In my recent trip to Cairo (Egypt's capital, in case anyone was wondering), something interesting came to my attention. As I stood at the top of the highest hill in the Al-Azhar Park and gazed at all of Cairo, one thing became incredibly clear to me: the unbelievably obvious distinction between the poor and the rich within the city.
To my left, I could see the Cairo Tower, the Nile-view 5-star luxury hotels, and the richest and most upper-class neighborhoods of Cairo. To my right, however, I could see the most miserable, pathetic looking "houses" - if they could even be called that - I had ever witnessed in my whole life.

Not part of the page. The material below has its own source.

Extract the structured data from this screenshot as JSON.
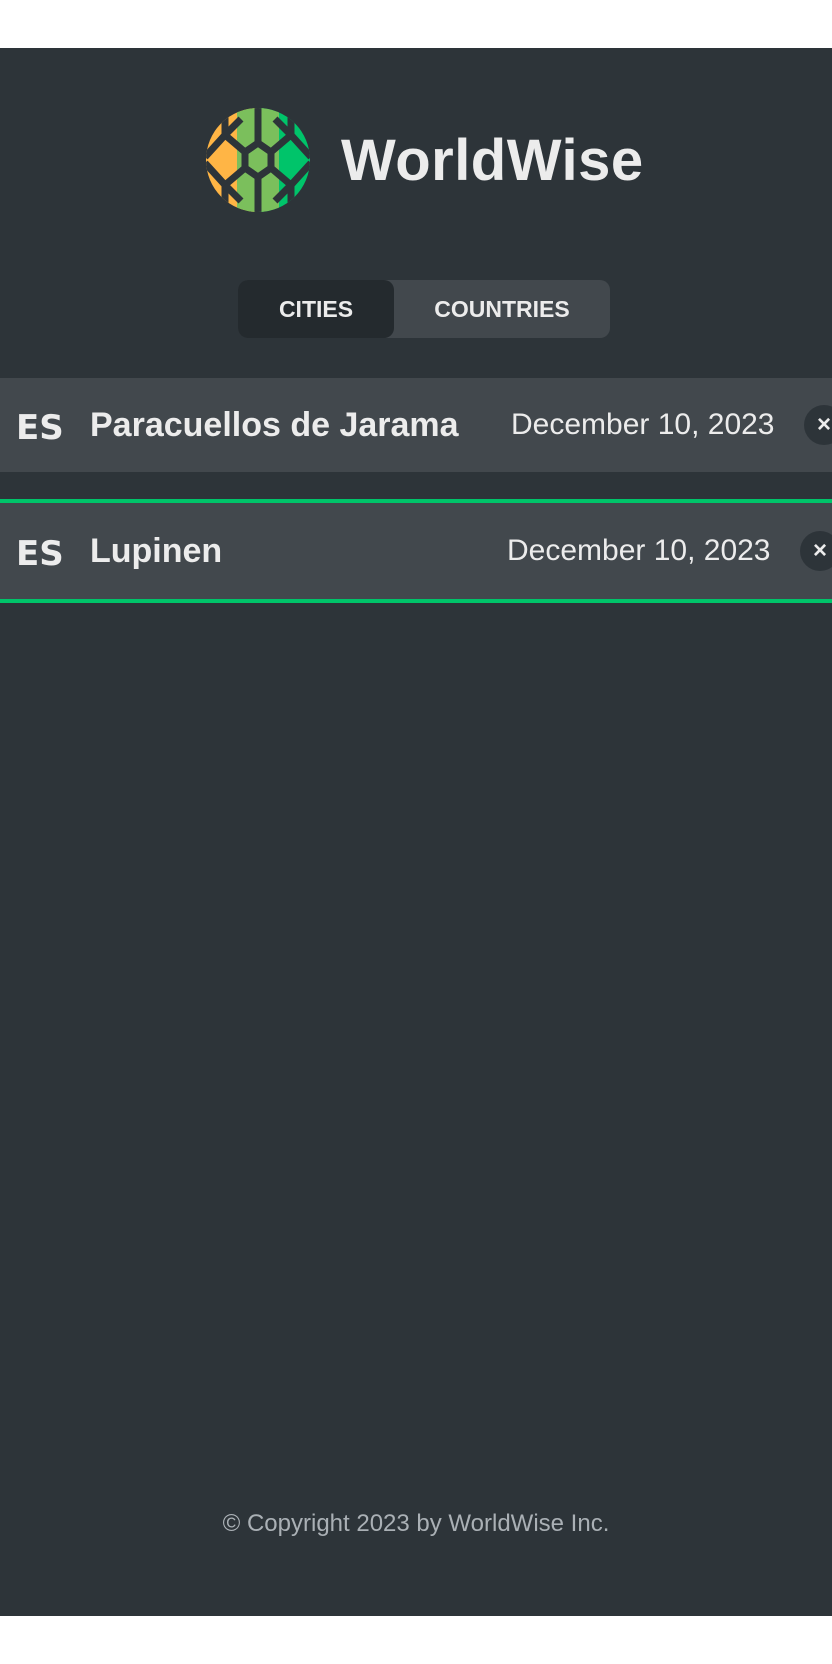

The cemeteries had become homes to the homeless, the slums were so filthy and germ infested that I could literally smell them from that distance.
As I drove across the 6th of October bridge entering Zamalek Island (The equivalent of New York's Upper East side or 5th Avenue) I was glad to see that Cairo had such a beautifully decorated place, with meadows, parks, and all the world's luxuries. Past the island and accross the greenery, I was bombarded with unmistakable stench of urine, and horse feces, which marked the entrance of the place of residence of the most wretched people to ever walk the Earth, where a room as big as a prison cell would have to fit 15 people or more at a time, where people slept on the floor, and played only with the rats that shared their home.

What amazed me was not that there were both rich and poor, but the fact that the difference was so incredibly obvious, that the two worlds, although practically neighbors, have never collided with one another, that people can actually be content in living the way they do in the slums, or be able to live in their luxury duplexes with an eye-opening view of Cairo's cemetery homes in the distance.

In the picture I've provided with this post, you can admire the best of both worlds. At a closer distance, you can see Cairo's most despicable slums. Further back, towards the end, near the crsytal blue sky, you can see the luxury residential towers, the Cairo tower to the left, and a few government institutions located by the Nile.